La pérdida total del olfato después del Covid-19 se da hasta en el 40% de los casos, según comunicó la Sociedad Británica de Rinología. La presidenta de esa sociedad, Claire Hopkins, y sus colegas, que difundieron un trabajo reciente en Lancet Infectious Diseases, expresaron: “El paciente transita por esta discapacidad y, más allá de la incomodidad lógica, lo grave es que se pierde el estado de vigilancia o de alerta que brinda el sentido del olfato: no se puede, por ejemplo, sentir el olor del humo en un incendio. Si bien ya está claro que la pérdida de la capacidad olfatoria puede ser un aviso de contagio de Covid-19, ahora se estudian los tiempos de recuperación de este sentido una vez superada la enfermedad”.

La hija

A Daniel no le preocupa saltearse a la fuerza este síntoma, sino que comparte un poema de Fabio Cardarelli, para él ininteligible, que guarda como una tortura secreta.

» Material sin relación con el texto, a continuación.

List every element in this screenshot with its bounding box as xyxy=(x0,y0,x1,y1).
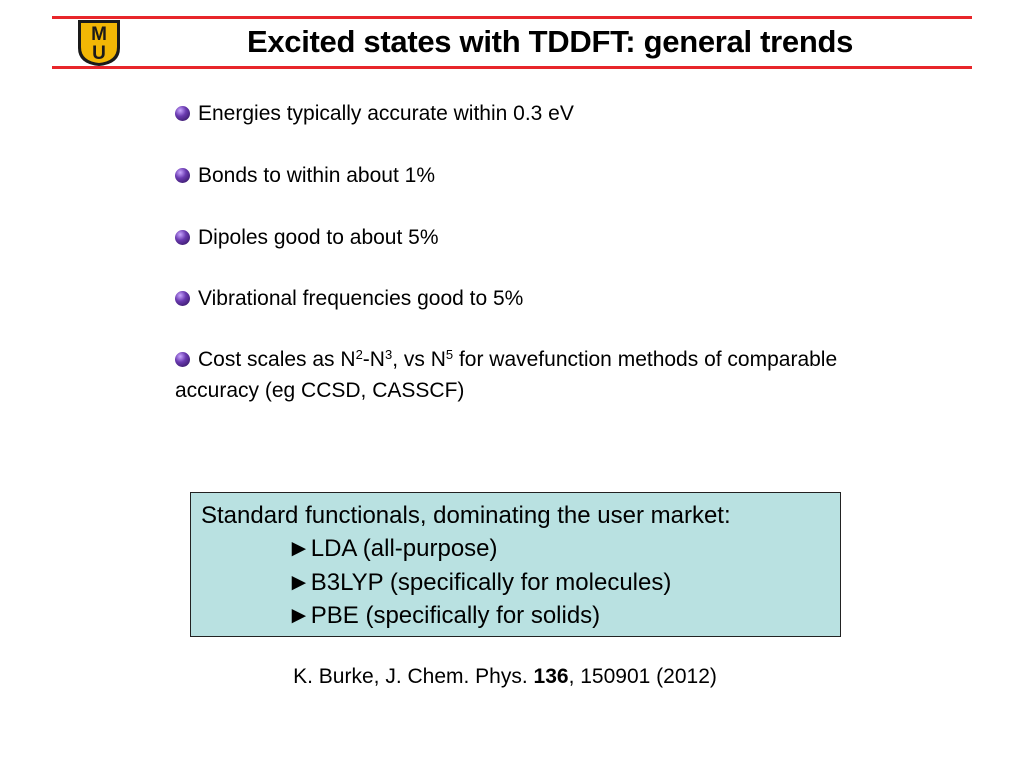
logo-letter: M xyxy=(91,24,107,45)
bullet-text: Energies typically accurate within 0.3 e… xyxy=(198,102,574,125)
bullet: Bonds to within about 1% xyxy=(175,160,875,191)
bottom-rule xyxy=(52,66,972,69)
box-item: ►LDA (all-purpose) xyxy=(287,535,498,562)
reference-text: , 150901 (2012) xyxy=(568,665,717,688)
callout-box: Standard functionals, dominating the use… xyxy=(190,492,841,637)
reference-text: K. Burke, J. Chem. Phys. xyxy=(293,665,534,688)
box-item: ►PBE (specifically for solids) xyxy=(287,602,601,629)
superscript: 3 xyxy=(384,347,393,362)
bullet-text: Bonds to within about 1% xyxy=(198,164,435,187)
bullet: Cost scales as N2-N3, vs N5 for wavefunc… xyxy=(175,344,875,406)
bullet-icon xyxy=(175,352,190,367)
bullet-text: -N xyxy=(362,348,385,371)
bullet: Vibrational frequencies good to 5% xyxy=(175,283,875,314)
bullet-icon xyxy=(175,106,190,121)
superscript: 2 xyxy=(355,347,363,362)
bullet-icon xyxy=(175,168,190,183)
bullet: Dipoles good to about 5% xyxy=(175,222,875,253)
logo-fill xyxy=(81,23,117,63)
reference: K. Burke, J. Chem. Phys. 136, 150901 (20… xyxy=(0,665,1010,689)
top-rule xyxy=(52,16,972,19)
bullet-text: Vibrational frequencies good to 5% xyxy=(198,287,524,310)
slide-title: Excited states with TDDFT: general trend… xyxy=(246,24,854,59)
box-item: ►B3LYP (specifically for molecules) xyxy=(287,568,672,596)
bullet-text: , vs N xyxy=(392,348,446,371)
logo: M U xyxy=(78,20,120,66)
superscript: 5 xyxy=(445,347,454,362)
bullet-icon xyxy=(175,230,190,245)
bullet: Energies typically accurate within 0.3 e… xyxy=(175,98,875,129)
bullet-icon xyxy=(175,291,190,306)
reference-volume: 136 xyxy=(533,665,569,688)
bullet-text: Cost scales as N xyxy=(198,348,356,371)
bullet-text: Dipoles good to about 5% xyxy=(198,226,439,249)
bullet-text: for wavefunction methods of comparable a… xyxy=(175,348,838,402)
box-heading: Standard functionals, dominating the use… xyxy=(201,502,731,529)
logo-letter: U xyxy=(92,43,106,64)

“Olí a mi hijo cada vez que nació,
quien haya olido a un hijo
se hunde en su cuerpo hasta esperarlo
cuatro veces lo vi nacer
y yo -que solo había escrito recetas de cocina panfletos horóscopos- me entró
como sable de faquir por la nariz
el lento caracol del universo
y tembló
nacía cada vez nacía
en la penumbra de la habitación me acercaba en puntas de pie y a milímetros de su carita dormida olía su cuerpo, su respiración,
quien no haya olido a un hijo saque urgente un boleto
al campo al mar a la montaña al supermercado casa de cambio templo obrador
o donde crea
que encuentre a la esperanza
intimídela, sedúzcala, móntela con honestidad, sin temor
y al cabo de algún tiempo
huela el fruto concebido en ella
olerá como mi hijo
el timón de la carne
la celebración de un verbo sucedido
el útero tibio y recuperado al fin, el poderoso amor, la sed”.
Y se consuela en que su hija tiene un olfato hiperdesarrollado y preciso, tan necesario para la supervivencia en esta etapa de su vida que cabe imaginar que emula al de un hombre paleolítico. “A los pocos meses de nacida, ella dormía y le pasamos cerca de sus fosas nasales la tetina de su mamadera. Movimos la mamadera de izquierda a derecha y pudimos ver cómo seguía su rastro y se saboreaba. Me sentí muy feliz por ella”, expone y no se ahorra la broma final: “Suelo decir que esta nariz grande que tengo y que no me sirve para oler ni para respirar bien es una prueba irrefutable del sentido del humor retorcido de Dios”.